NAPOLI – STEAUA BUCAREST: ORA O MAI PIU’! MANCHERANNO LAVEZZI E GARGANO
E' già una soddisfazione, alla faccia dei luoghi comuni e delle solite, presuntuoso e ignobili uscite a vuoto di qualcuno: il Napoli è l'unica squadra italiana che potrebbe avanzare ai sedicesimi di Europa League. Già fuori Sampdoria, Palermo (un po' ci dispiace) e la Juventus (non ci dispiace per niente), tocca al Napoli di fronte ad un San Paolo quasi pieno e carico di speranza. Uno schiaffo e bello grosso a tutti quei luoghi comuni lanciati sistematicamente dal "bel paese" che adesso ingoieranno l'amaro rospo nel dover osservare gli azzurri come scialuppa di salvataggio, alla faccia di chi, poi, esce fuori con esternazioni totalmente fuori luogo: "Se l'Italia perde un posto Champions è colpa delle squadre in Europa League…", premettendo che le italiane dovrebbero ringraziare in coro l'Inter di Mourinho se almeno per quest'anno le presenti arrivano a quattro, diventa innegabile che nel rapporto economia – spettacolo l'Europa League non porta assolutamente niente di produttivo se non sotto un profilo strettamente emozionale in determinate gare.

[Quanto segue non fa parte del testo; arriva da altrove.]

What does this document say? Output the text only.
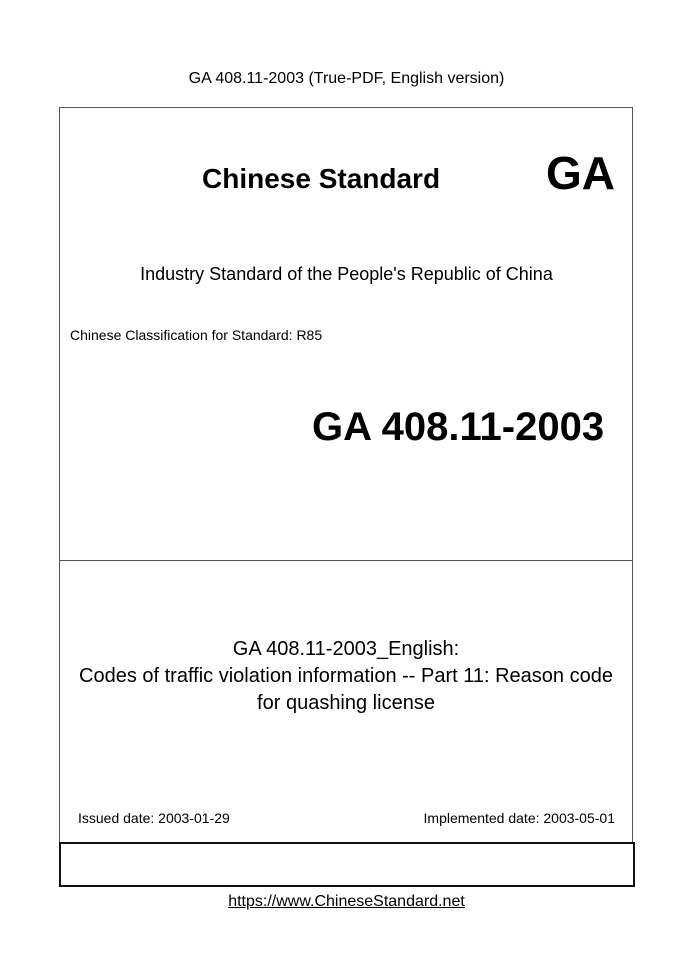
GA 408.11-2003 (True-PDF, English version)
Chinese Standard GA
Industry Standard of the People's Republic of China
Chinese Classification for Standard: R85
GA 408.11-2003
GA 408.11-2003_English:
Codes of traffic violation information -- Part 11: Reason code
for quashing license
Issued date: 2003-01-29	Implemented date: 2003-05-01
https://www.ChineseStandard.net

Meglio, quindi, concentrarsi sui propri guai e sulla possibilità di abolire quel rigonfio mediatico che porta solo illusione quando si scavalcano le mura italiane per giocare in Europa.Tornando alla sfida finale del Gruppo K, vincere è l'unico obiettivo plausibile e utile per arrivare dove nessuno è riuscito a dispetto delle parole e della monnezza!
Steaua Bucarest. Marius Lacatus ha due risultati utili su tre per raggiungere i sedicesimi di finale; la quadra arriva al San Paolo leggermente più riposata dopo il rinvio del turno di campionato in Romania e l'ex giocatore del Brescia sarebbe intenzionato a cambiare modulo e mentalità di gioco: fuori il classico 4-4-2 e dentro un più coperto 4-1-4-1 con gioco lento, difesa bassa e molta fisicità. L'unica circostanza offensiva potrebbe crearsi sulla destra dove Surdu, che partirà dalla mediana, tenderà spesso a spostarsi sull'esterno con Stancu pronto a supportare l'unica punta; difesa molto bloccata che sembra coperta a bunker dalla mediana piuttosto rocciosa. I guai potrebbero arrivare dalle palle alte dove lo Steaua presenta vari saltatori a disposizione.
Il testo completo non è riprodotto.